American introduces a new business-class fare that includes first-class perksTPG
I don’t understand this. American is introducing Flagship Business Plus which is the same onboard experience but with First Class amenities on the ground. The means you can use Flagship First check in, Flagship First Dining, and get a third checked bag for free. The couple markets I saw it filed in showed a $400 premium each way… but you won’t get most of the benefits anyway. Flagship First check-in is only in Chicago, LA, London, Miami, and New York/JFK. Flagship First Dining is only in Dallas, LA, Miami, and New York. If they want to get more people to use the First Class amenities, they should user targeted upsells for people who will actually be able to use it.

Image of the Week

This is the new VantageDUO seat… apparently in the wilds of the savannah somewhere.

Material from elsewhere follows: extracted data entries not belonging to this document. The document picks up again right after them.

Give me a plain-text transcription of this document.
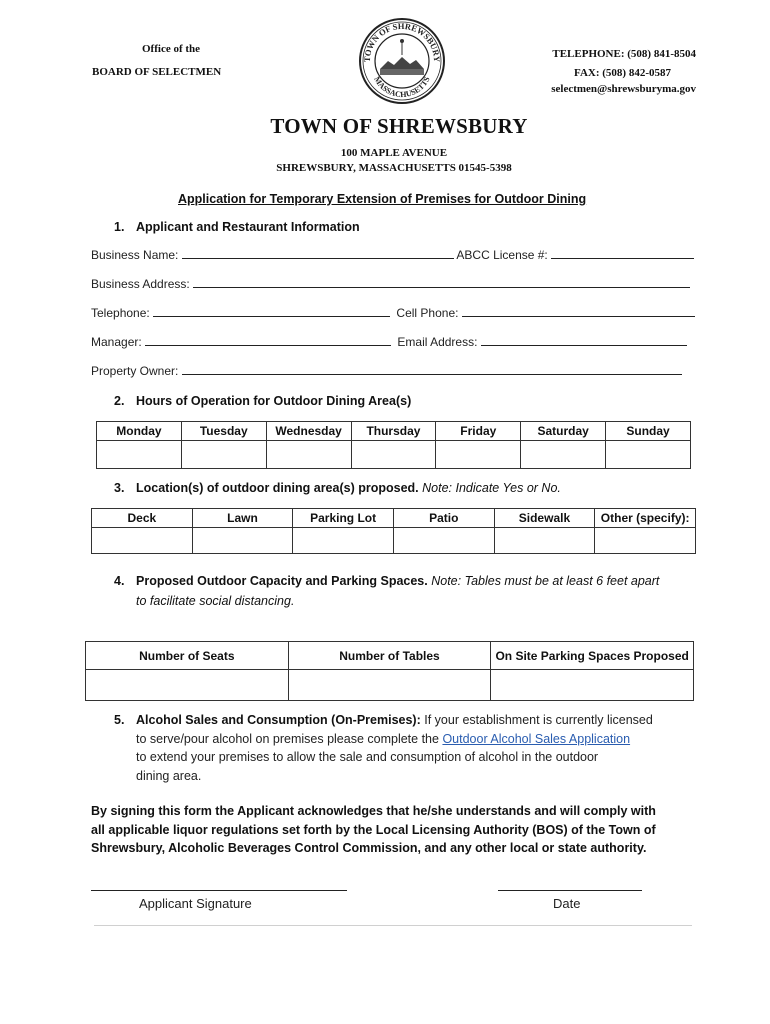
Office of the
BOARD OF SELECTMEN
TOWN OF SHREWSBURY
MASSACHUSETTS
TELEPHONE: (508) 841-8504
FAX: (508) 842-0587
selectmen@shrewsburyma.gov
TOWN OF SHREWSBURY
100 MAPLE AVENUE
SHREWSBURY, MASSACHUSETTS 01545-5398
Application for Temporary Extension of Premises for Outdoor Dining
1. Applicant and Restaurant Information
Business Name:	ABCC License #:
Business Address:
Telephone:	Cell Phone:
Manager:	Email Address:
Property Owner:
2. Hours of Operation for Outdoor Dining Area(s)
Monday	Tuesday	Wednesday	Thursday	Friday	Saturday	Sunday

3. Location(s) of outdoor dining area(s) proposed. Note: Indicate Yes or No.
Deck	Lawn	Parking Lot	Patio	Sidewalk	Other (specify):

4. Proposed Outdoor Capacity and Parking Spaces. Note: Tables must be at least 6 feet apart
to facilitate social distancing.
Number of Seats	Number of Tables	On Site Parking Spaces Proposed

5. Alcohol Sales and Consumption (On-Premises): If your establishment is currently licensed
to serve/pour alcohol on premises please complete the Outdoor Alcohol Sales Application
to extend your premises to allow the sale and consumption of alcohol in the outdoor
dining area.
By signing this form the Applicant acknowledges that he/she understands and will comply with
all applicable liquor regulations set forth by the Local Licensing Authority (BOS) of the Town of
Shrewsbury, Alcoholic Beverages Control Commission, and any other local or state authority.
Applicant Signature	Date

Anyway, this is meant to replace the traditional First Class recliner seat, and I must say, it looks like quite the improvement with a nice cradle to it. See more.

Two for the Road

Spirit Airlines Postpones Special Meeting of Stockholders Until June 30, 2022Spirit Newsroom
I was really hoping we’d know the outcome of the vote by now, but nay… we have to wait another 20 days. This tells me that Spirit didn’t have the votes to get the deal pushed through. Frontier says it won’t up its offer, but we’ll see if that’s true. If so, then JetBlue may very well lose win this battle. Congratulations… to Frontier, if that happens.

When Alitalia Personnel Saved Jews From a PogromHaaretz
Alitalia/ITA may be the Worst Airline Ever but thanks to reader Geoff for sending me this article of something good the airline’s employees did long ago.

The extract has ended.